No nos costó encontrar una duna tras la que observar con cuidado. La pequeña bahía se extendía sobre todo ante nosotros, abrigada por las paredes de un gran cortado de cal. En mitad de ella se elevaban imponentes dos torres imponentes, de color dorado y fulgor propio, que parecían ser la fuente de aquella luz. Rodeando las torres, se distinguían por doquier ruinas de casas, cimientos y paredes destruidas (¿o a medio hacer?), que extendían sombras macabras y distorsionadas por la playa.
Al principio pensamos que las torres estaban abandonadas, pero pronto pudimos atisbar sombras que se movían entre las ruinas. Altas y deformes –quizás porque la luz no nos dejaba verlas con claridad-, resultaban vagamente humanas, pero su forma dejaba demasiado a la imaginación como para que me guste recordarlas.
- ¿Que serán esas torres que...? - Me detuve asustado al recordar donde nos encontrábamos, donde calculé que podríamos haber llegado si no nos hubiésemos desviado hacia el este.
- Que os pasa Maese Piteas
- Sir Dremin, eso no son torres... –dije, con voz entrecortada- son misiles.
Cuenta la leyenda que Lodak, el rey de aquellas zonas, quería sojuzgar a Serveria y sus Adm.
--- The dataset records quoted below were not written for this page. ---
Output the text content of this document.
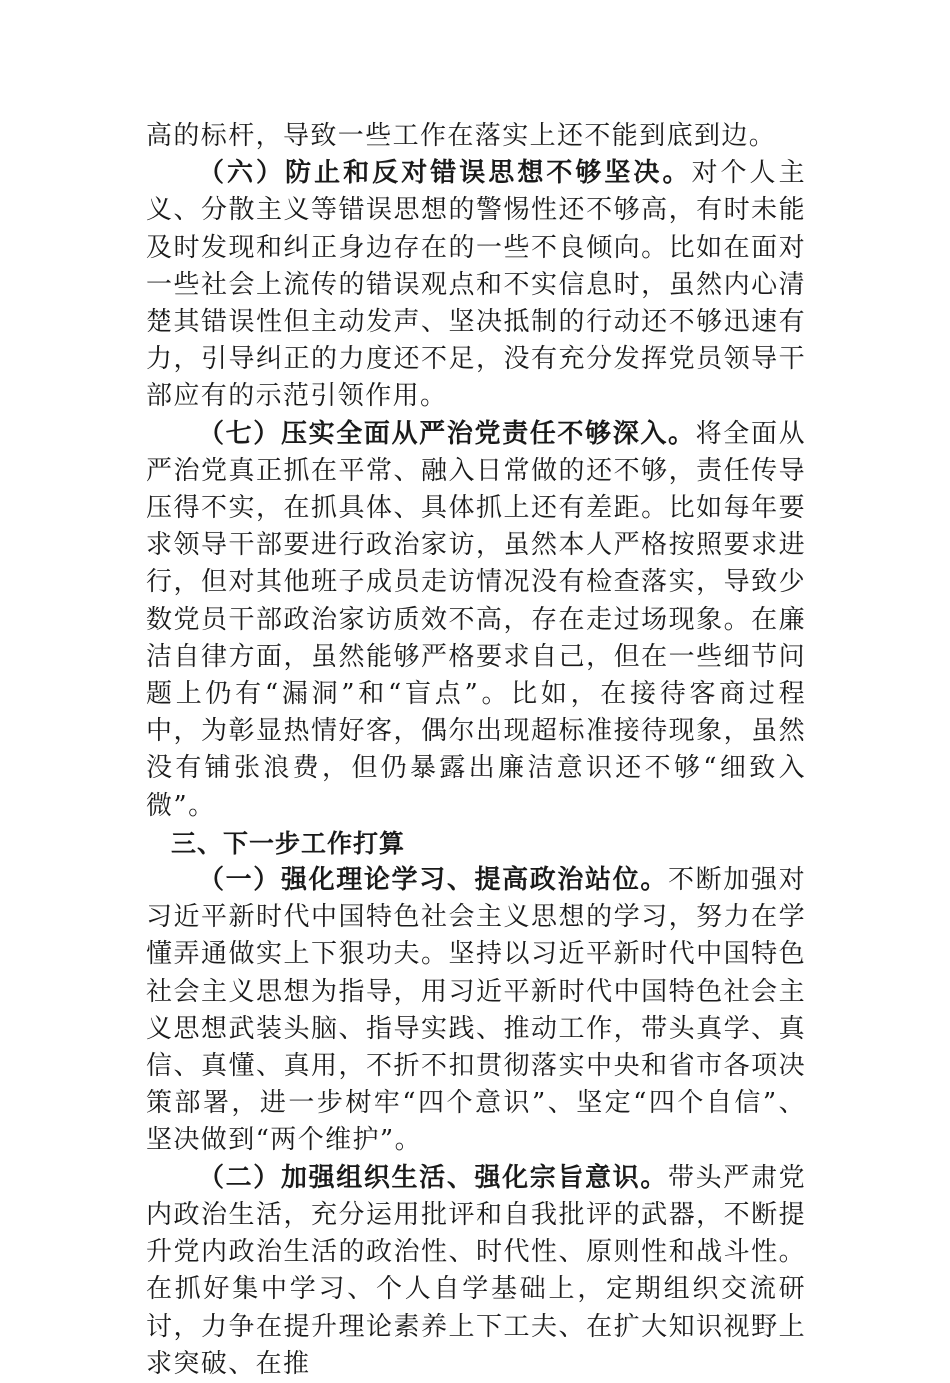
高的标杆，导致一些工作在落实上还不能到底到边。

（六）防止和反对错误思想不够坚决。对个人主义、分散主义等错误思想的警惕性还不够高，有时未能及时发现和纠正身边存在的一些不良倾向。比如在面对一些社会上流传的错误观点和不实信息时，虽然内心清楚其错误性但主动发声、坚决抵制的行动还不够迅速有力，引导纠正的力度还不足，没有充分发挥党员领导干部应有的示范引领作用。

（七）压实全面从严治党责任不够深入。将全面从严治党真正抓在平常、融入日常做的还不够，责任传导压得不实，在抓具体、具体抓上还有差距。比如每年要求领导干部要进行政治家访，虽然本人严格按照要求进行，但对其他班子成员走访情况没有检查落实，导致少数党员干部政治家访质效不高，存在走过场现象。在廉洁自律方面，虽然能够严格要求自己，但在一些细节问题上仍有“漏洞”和“盲点”。比如，在接待客商过程中，为彰显热情好客，偶尔出现超标准接待现象，虽然没有铺张浪费，但仍暴露出廉洁意识还不够“细致入微”。

三、下一步工作打算

（一）强化理论学习、提高政治站位。不断加强对习近平新时代中国特色社会主义思想的学习，努力在学懂弄通做实上下狠功夫。坚持以习近平新时代中国特色社会主义思想为指导，用习近平新时代中国特色社会主义思想武装头脑、指导实践、推动工作，带头真学、真信、真懂、真用，不折不扣贯彻落实中央和省市各项决策部署，进一步树牢“四个意识”、坚定“四个自信”、坚决做到“两个维护”。

（二）加强组织生活、强化宗旨意识。带头严肃党内政治生活，充分运用批评和自我批评的武器，不断提升党内政治生活的政治性、时代性、原则性和战斗性。在抓好集中学习、个人自学基础上，定期组织交流研讨，力争在提升理论素养上下工夫、在扩大知识视野上求突破、在推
Como la Guardia de acero de Edrón desbarató su ejercito, el monarca pactó con fuerzas oscuras para tener poder y destruir las ciudades de Edron y Espaún.
Dicen que el mismo Darth Lagg le oyó y le regaló dos misiles, mucho mas poderosos que la dinamita de los Adm. Para guardarlos, sus demonios le construyeron en una noche la triste ciudad que se extendía ahora ante nosotros.
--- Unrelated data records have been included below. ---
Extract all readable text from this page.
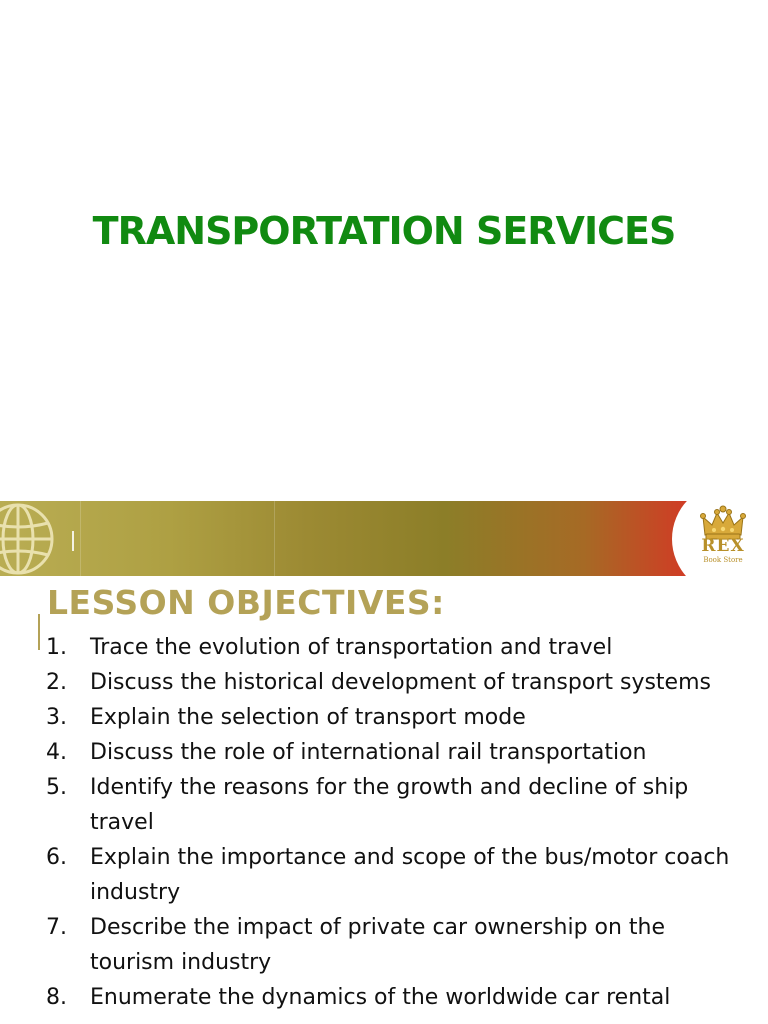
TRANSPORTATION SERVICES
REX
Book Store
LESSON OBJECTIVES:
1. Trace the evolution of transportation and travel
2. Discuss the historical development of transport systems
3. Explain the selection of transport mode
4. Discuss the role of international rail transportation
5. Identify the reasons for the growth and decline of ship travel
6. Explain the importance and scope of the bus/motor coach industry
7. Describe the impact of private car ownership on the tourism industry
8. Enumerate the dynamics of the worldwide car rental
Algunos dicen que el precio que Dart Lagg pidió fué demasiado alto para el rey, y que el demonio le arrastró hasta sus abismos; otros relatan que la propia Muerte se le apareció al monarca, llevándole con el al infierno para defender Serveria. Sea como fuere, la zona quedó despoblada, salvaje y peligrosa. Y pese a que la vegetación crece allí de una forma voluptuosa y febril, por nada del mundo tomaría de sus frutos ni bebería su agua.
Aunque el darnos cuenta de donde estábamos nos asustó, seguimos espíando la maldita construcción. Al rato vimos como dos de aquellas sombras comenzaron a subir hacia nosotros torpe y descompasadamente. Aquellos seres, sin embargo, avanzaban veloces por los senderos, por lo que decidimos retirarnos rápidamente al refugio.
Aunque luego Dremin lo negase, caminamos mucho mas rápido, azuzados por el miedo, de lo que habíamos venido. Para cuando salimos de los bosquecillos a la llanura donde teníamos el chamizo ya había comenzado a clarear, y entre las lomas podíamos ver a algunos monstruos huyendo de la luz sol.
Decidimos alejarnos de aquella zona lo antes posible, pese a que estábamos derrengados. Así que hicimos de nuevo los petates, desayunamos fuerte -esta vez con abundante café- y partimos hacia el noreste, como habíamos decidido el día anterior.